Tuesday, June 21, 2005

BATMAN IS BACK BABY


I am not typically into comic books--or graphic novels, as I hear they prefer to be called. In the 80's however--just as I was being ravaged by adolescence, Frank Miller's wonderful THE DARK KNIGHT RETURNS came out. Suddenly, comics were considered art not camp and I started drawing Batman in the margins of all my school notebooks.

BATMAN BEGINS is a vision of Batman in the tradition of Miller's Dark Knight--forever leaving behind the technicolor antics of the 60's television show. Fans of Miller's Dark Knight graphic novels (like me) had long been hoping for a film that was more dark and more grounded what was always the central thread in the Batman canon--that he was an ordinary man made extra-ordinary by his own quest for revenge.

Christopher Nolan and Christian Bale have turned this beloved icon on his cape. Batman is portrayed as a complex bag of swirling and dueling emotions. Bale's Bruce Wayne is sometimes petulant, sometimes self-righteous but always solid in his resolve. He is, at times, hard to like. Bale transforms from the younger, simpering misanthropic Wayne to the cool "alter-ego" of later life with believability. Always under the surface, however, one gets a sense that there is a boiling anger that is just waiting for a moment to burst forth. Bale's intensity is something to behold (why wasn't he Anakin Skywalker?). In one scene he is confronting mob boss Falcone (Tom Wilkinson) in a restaurant. Sitting in the booth across from Falcone, Bale's expression is almost a poker-face. As he speaks, his lips barely move--his voice is hardly above a whisper. He appears as though he could, at any moment, either burst into tears or launch himself across the table and tear Falcone's throat out with his teeth. His transformation into the Dark Knight is why the audience cares--why they/we are there. When he finally does don the cowl and cape--over halfway into the movie, the audience is well primed for what follows. Christopher Nolan deprives his audience the payoff of seeing Bruce in the final batsuit until the last possible moment. Even when he emerges in his full glory--he doesn't FULLY emerge. The kinetic fight scenes where the newly born Batman is fighting several thugs is at once both chaotic and beautiful. Batman is a ghost moving among the men, clobbering them--dropping them with a flurry of kicks and punches. His cape flutters about, shrouding him from sight and meshing him with the shadows in a seamless fashion so that you're never quite sure where Batman is and the shadows aren't. The wonderful tableaus of him perched atop buildings (an admitted cliche' in most comic themed films) mark him as somehow part of the very surroundings. The visual look of this film has more in common with the final scenes of BLADE RUNNER thyan it does Tim Burton's original.

This re-imagining (a term currently all the rage in Hollywood) of Batman is a triumph in many ways. This is no franchise movie. There isn't any real obnoxious product placeement to speak of--no Burger King tie-ins. BATMAN BEGINS succeeds much MUCH more than it fails and it's few failures can be forgiven on the whole (the whole "poisoning-of-the-water-system" plot is not very isnpired). BATMAN BEGINS soars.

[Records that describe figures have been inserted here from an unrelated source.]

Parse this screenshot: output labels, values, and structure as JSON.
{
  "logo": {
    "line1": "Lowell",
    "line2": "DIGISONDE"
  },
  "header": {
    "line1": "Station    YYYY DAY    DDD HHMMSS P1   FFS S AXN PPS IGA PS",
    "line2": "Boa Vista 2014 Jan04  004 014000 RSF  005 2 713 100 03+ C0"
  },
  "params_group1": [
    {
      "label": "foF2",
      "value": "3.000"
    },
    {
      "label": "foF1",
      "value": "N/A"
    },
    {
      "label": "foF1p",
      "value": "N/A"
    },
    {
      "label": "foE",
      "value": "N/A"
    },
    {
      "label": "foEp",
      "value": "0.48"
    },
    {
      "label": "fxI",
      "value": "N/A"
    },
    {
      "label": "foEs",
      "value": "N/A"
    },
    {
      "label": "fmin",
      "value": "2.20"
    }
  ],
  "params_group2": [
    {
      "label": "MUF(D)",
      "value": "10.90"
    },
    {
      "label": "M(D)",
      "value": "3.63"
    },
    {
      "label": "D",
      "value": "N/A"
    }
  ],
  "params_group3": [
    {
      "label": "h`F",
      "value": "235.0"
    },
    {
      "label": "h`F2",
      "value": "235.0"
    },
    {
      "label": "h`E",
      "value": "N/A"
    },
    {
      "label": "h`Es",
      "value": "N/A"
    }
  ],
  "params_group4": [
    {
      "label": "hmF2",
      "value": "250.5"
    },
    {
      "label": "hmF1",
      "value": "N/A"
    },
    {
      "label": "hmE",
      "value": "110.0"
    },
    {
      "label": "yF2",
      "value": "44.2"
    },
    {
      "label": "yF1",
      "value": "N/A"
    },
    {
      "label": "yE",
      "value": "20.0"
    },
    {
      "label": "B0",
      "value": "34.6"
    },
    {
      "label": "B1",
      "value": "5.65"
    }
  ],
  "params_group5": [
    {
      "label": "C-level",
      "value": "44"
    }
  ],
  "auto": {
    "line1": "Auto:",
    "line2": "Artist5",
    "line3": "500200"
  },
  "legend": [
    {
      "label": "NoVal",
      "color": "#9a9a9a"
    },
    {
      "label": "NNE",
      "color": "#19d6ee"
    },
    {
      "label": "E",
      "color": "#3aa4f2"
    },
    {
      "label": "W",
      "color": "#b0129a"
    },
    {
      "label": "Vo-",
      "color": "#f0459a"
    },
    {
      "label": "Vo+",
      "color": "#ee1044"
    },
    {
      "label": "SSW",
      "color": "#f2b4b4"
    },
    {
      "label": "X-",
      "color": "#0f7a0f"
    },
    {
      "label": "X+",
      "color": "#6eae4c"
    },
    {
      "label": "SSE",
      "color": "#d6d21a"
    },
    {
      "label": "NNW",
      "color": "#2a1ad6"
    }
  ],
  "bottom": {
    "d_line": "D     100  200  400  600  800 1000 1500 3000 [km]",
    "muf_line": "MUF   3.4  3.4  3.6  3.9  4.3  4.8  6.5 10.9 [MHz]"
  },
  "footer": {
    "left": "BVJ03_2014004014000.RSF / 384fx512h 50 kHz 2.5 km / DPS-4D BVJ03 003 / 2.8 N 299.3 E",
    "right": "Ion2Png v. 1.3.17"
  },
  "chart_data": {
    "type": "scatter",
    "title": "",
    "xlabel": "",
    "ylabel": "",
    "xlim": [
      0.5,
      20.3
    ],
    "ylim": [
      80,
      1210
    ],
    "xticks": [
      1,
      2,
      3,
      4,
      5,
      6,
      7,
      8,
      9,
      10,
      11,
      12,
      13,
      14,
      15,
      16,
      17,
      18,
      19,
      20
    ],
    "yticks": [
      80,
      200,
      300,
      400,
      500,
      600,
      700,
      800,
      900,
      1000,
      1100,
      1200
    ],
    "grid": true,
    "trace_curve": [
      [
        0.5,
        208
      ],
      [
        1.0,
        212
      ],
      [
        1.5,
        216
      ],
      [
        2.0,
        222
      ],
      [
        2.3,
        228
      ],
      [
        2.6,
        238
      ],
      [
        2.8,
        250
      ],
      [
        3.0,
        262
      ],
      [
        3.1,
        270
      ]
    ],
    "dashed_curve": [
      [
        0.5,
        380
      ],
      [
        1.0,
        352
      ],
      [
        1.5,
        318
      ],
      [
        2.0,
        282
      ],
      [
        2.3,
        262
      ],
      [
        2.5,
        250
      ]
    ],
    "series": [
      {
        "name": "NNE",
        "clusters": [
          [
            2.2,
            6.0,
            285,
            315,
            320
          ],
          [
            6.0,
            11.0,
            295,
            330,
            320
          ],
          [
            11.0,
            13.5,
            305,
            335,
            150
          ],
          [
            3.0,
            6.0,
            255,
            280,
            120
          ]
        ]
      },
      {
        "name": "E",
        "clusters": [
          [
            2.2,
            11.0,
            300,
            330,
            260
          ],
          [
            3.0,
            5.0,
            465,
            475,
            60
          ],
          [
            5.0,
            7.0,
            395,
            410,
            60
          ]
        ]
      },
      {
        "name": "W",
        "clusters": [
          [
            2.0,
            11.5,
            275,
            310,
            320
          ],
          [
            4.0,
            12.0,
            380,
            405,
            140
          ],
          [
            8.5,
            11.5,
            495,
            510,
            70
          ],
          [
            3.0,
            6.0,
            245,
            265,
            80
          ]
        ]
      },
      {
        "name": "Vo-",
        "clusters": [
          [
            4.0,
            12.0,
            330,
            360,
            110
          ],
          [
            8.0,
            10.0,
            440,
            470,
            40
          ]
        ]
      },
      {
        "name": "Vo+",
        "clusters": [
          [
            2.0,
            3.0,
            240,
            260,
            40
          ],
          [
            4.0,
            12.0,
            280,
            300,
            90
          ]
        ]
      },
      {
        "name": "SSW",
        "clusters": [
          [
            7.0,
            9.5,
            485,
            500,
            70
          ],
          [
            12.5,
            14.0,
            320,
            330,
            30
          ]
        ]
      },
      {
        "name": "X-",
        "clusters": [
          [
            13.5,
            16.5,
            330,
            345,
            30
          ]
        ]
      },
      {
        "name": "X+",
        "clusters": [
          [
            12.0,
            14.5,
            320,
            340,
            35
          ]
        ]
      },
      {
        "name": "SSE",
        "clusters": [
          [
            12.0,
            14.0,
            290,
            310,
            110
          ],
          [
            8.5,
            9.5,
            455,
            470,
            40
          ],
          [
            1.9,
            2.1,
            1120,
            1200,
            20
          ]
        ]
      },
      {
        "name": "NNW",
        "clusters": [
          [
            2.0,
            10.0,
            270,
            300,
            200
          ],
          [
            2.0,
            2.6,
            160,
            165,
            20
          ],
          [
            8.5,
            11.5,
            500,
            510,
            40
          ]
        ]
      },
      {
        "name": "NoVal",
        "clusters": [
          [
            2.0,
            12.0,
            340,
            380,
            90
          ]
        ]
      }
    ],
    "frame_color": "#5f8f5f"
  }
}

I would like to take a little moment to address the moral/spiritual issues of BATMAN BEGINS. Personally, I am troubled by any personal journey that is motivated by vengance masquerading as justice--and the film addresses those issues somewhat. The notion of redemptive violence--when the hero exacts justice through the violent destruction of his enemy, is counter to everything I believe personally. Batman is a troubling figure--especially in this day and age where people somehow seem justified acting as vigilantes against the "criminal element" in the war on terror. Compassion, empathy--these are themes that are admirably addressed sporadically in BATMMAN BEGINS. They are discarded ultimately as the film slips into action-movie-mode. Still, it does deliver and it's worth a look nonetheless.

2 comments:

BOF said...

James, of all the reviews I read about the film, this is the best. You are so poetic, and I love the fact that you addressed the issue of "redemptive violence." It's something we need to be acutely aware of in this day and age.

Of course I knew that I wanted to see the movie when Gene Shalit panned it on "The Today Show." You could see the cringing in the studio when someone as out of touch as him tries to act like he's in tune... It's almost as painful as watching Andy Rooney...

Love to you and Mandy,

Salley

Anonymous said...

James and Salley,
What else can I say? Best review ever--Sal said it all.
Except for the fact that you should probably never accompany your mother on a rainy day to the soldout IMAX if she has a slight tendency toward paranoid claustrophobia, and a prediliction for anxiety attacks.